Press release issued: 26 October 2011

Author Matt Rendell will talk about his new book Salsa for People who Probably Shouldn't at an event in the Faculty of Arts today (Wednesday 26 Oct, 5.30 pm in LR8, 21 Woodland Road).

There will be discussion and conversation chaired by Dr Jo Crow and Dr Matthew Brown of Bristol’s Department of Hispanic, Portuguese and Latin American Studies, plus readings, wine, snacks, and salsa. All are welcome.

Salsa for People who Probably Shouldn't is a love story between two people from very different countries, one of them, Colombia, where salsa is learned at the same time children learn to walk, the other, Britain, where it is, at best, a rather obtuse hobby.

It is also a book about the history of salsa: how a repertoire of movements and rhythms crossed the Atlantic with enslaved Africans, and fed a long series of new forms throughout the Americas; the invention of salsa in New York, its transmission across the Spanish-speaking Caribbean, and the translation of a very Colombian variety of salsa from the city of Cali to London in the early 1970s.

It tells the story of Britain's invisible Colombian community and their forgotten contribution to British popular culture, but it is also a study of how a cross-cultural relationship provides each party with an outside viewpoint from which to consider their own identity afresh. It looks at minds, bodies and Britishness.

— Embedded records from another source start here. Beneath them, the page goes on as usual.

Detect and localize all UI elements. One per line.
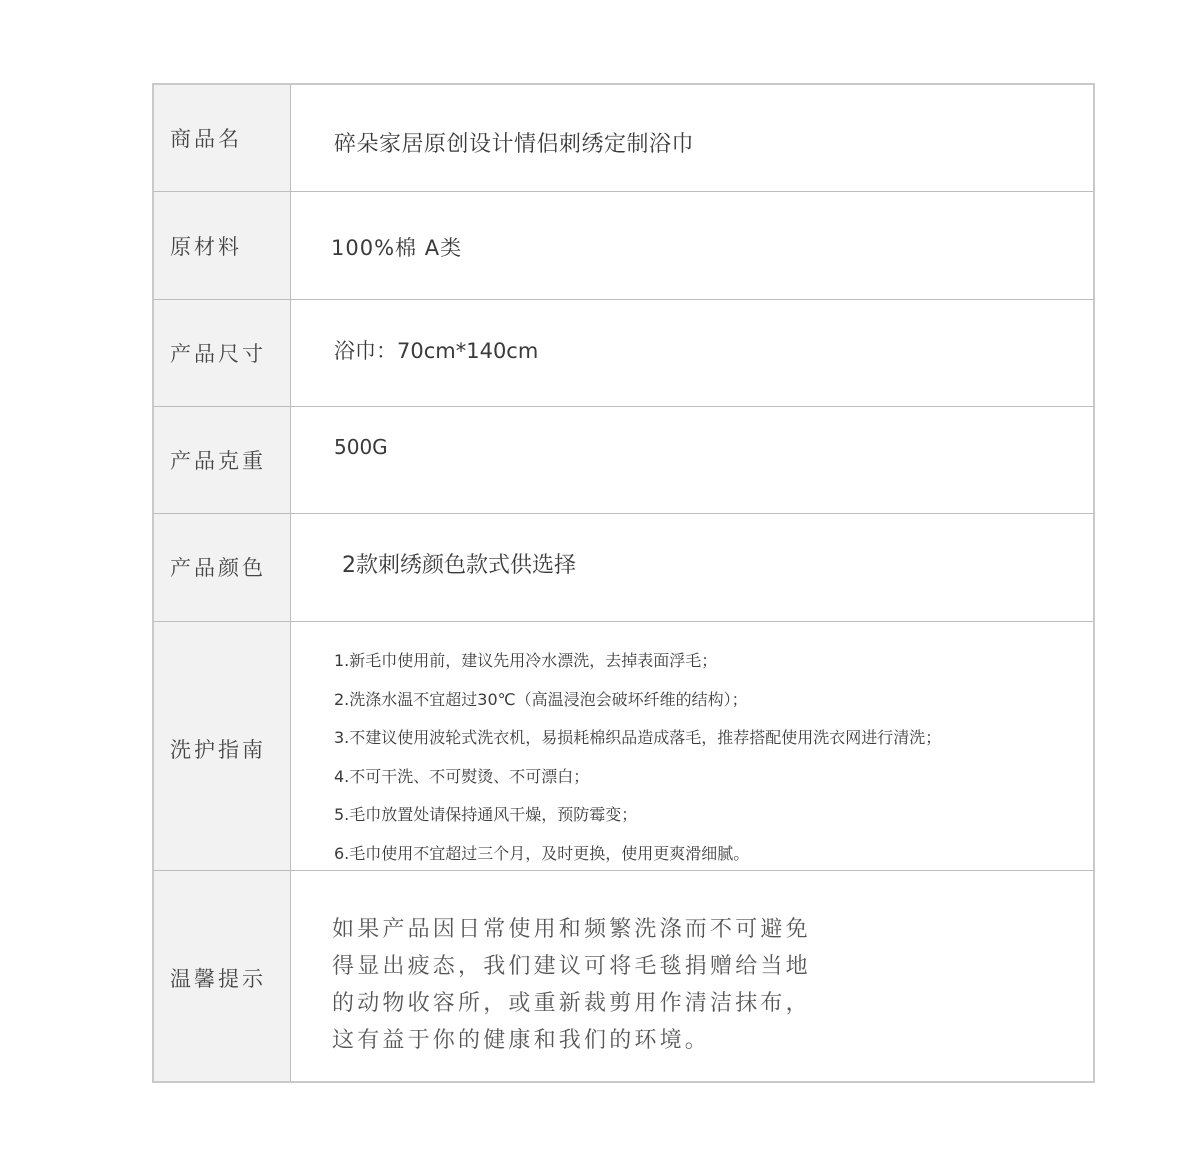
color-label: 产品颜色: [170, 556, 266, 580]
row-care-guide: [154, 622, 1093, 871]
label-cell: [154, 622, 291, 870]
care-guide-item: 6.毛巾使用不宜超过三个月，及时更换，使用更爽滑细腻。: [334, 843, 750, 863]
row-weight: [154, 407, 1093, 514]
weight-label: 产品克重: [170, 449, 266, 473]
care-guide-item: 5.毛巾放置处请保持通风干燥，预防霉变；: [334, 805, 638, 824]
care-guide-item: 3.不建议使用波轮式洗衣机，易损耗棉织品造成落毛，推荐搭配使用洗衣网进行清洗；: [334, 728, 942, 747]
tips-label: 温馨提示: [170, 967, 266, 991]
row-product-name: [154, 85, 1093, 192]
tips-line: 如果产品因日常使用和频繁洗涤而不可避免: [332, 917, 811, 942]
material-value: 100%棉 A类: [331, 236, 463, 260]
product-name-value: 碎朵家居原创设计情侣刺绣定制浴巾: [334, 132, 695, 157]
tips-text: [332, 911, 811, 1059]
product-info-table: [152, 83, 1095, 1083]
row-size: [154, 300, 1093, 407]
care-guide-item: 2.洗涤水温不宜超过30℃（高温浸泡会破坏纤维的结构）；: [334, 689, 748, 709]
tips-line: 这有益于你的健康和我们的环境。: [332, 1028, 711, 1053]
label-cell: [154, 85, 291, 191]
row-color: [154, 514, 1093, 622]
size-label: 产品尺寸: [170, 342, 266, 366]
label-cell: [154, 514, 291, 621]
label-cell: [154, 871, 291, 1081]
tips-line: 的动物收容所，或重新裁剪用作清洁抹布，: [332, 991, 811, 1016]
care-guide-item: 4.不可干洗、不可熨烫、不可漂白；: [334, 766, 590, 786]
material-label: 原材料: [170, 235, 242, 259]
row-material: [154, 192, 1093, 300]
care-guide-item: 1.新毛巾使用前，建议先用冷水漂洗，去掉表面浮毛；: [334, 651, 718, 670]
label-cell: [154, 300, 291, 406]
row-tips: [154, 871, 1093, 1081]
product-name-label: 商品名: [170, 127, 242, 151]
size-value: 浴巾：70cm*140cm: [334, 339, 539, 363]
care-guide-label: 洗护指南: [170, 738, 266, 762]
weight-value: 500G: [334, 435, 388, 459]
care-guide-list: [334, 642, 941, 873]
tips-line: 得显出疲态，我们建议可将毛毯捐赠给当地: [332, 954, 811, 979]
color-value: 2款刺绣颜色款式供选择: [342, 553, 576, 578]
label-cell: [154, 192, 291, 299]
label-cell: [154, 407, 291, 513]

Linguist, writer and former academic Matt Rendell is better known as a reporter at the Tour de France and other international sports events for ITV, most recently, in the studio for the Tour of Spain on ITV4. He has written a number of award-winning sports-related books, three of them set in Colombia, the land of his second home. This is his first non-sports book.

The event takes place on Wednesday 26 October at 5.30 pm in LR8, 21 Woodland Road, Faculty of Arts, University of Bristol.

This event is coordinated by the Latin American Locus at the University of Bristol, under the auspices of the Bristol Book Festival.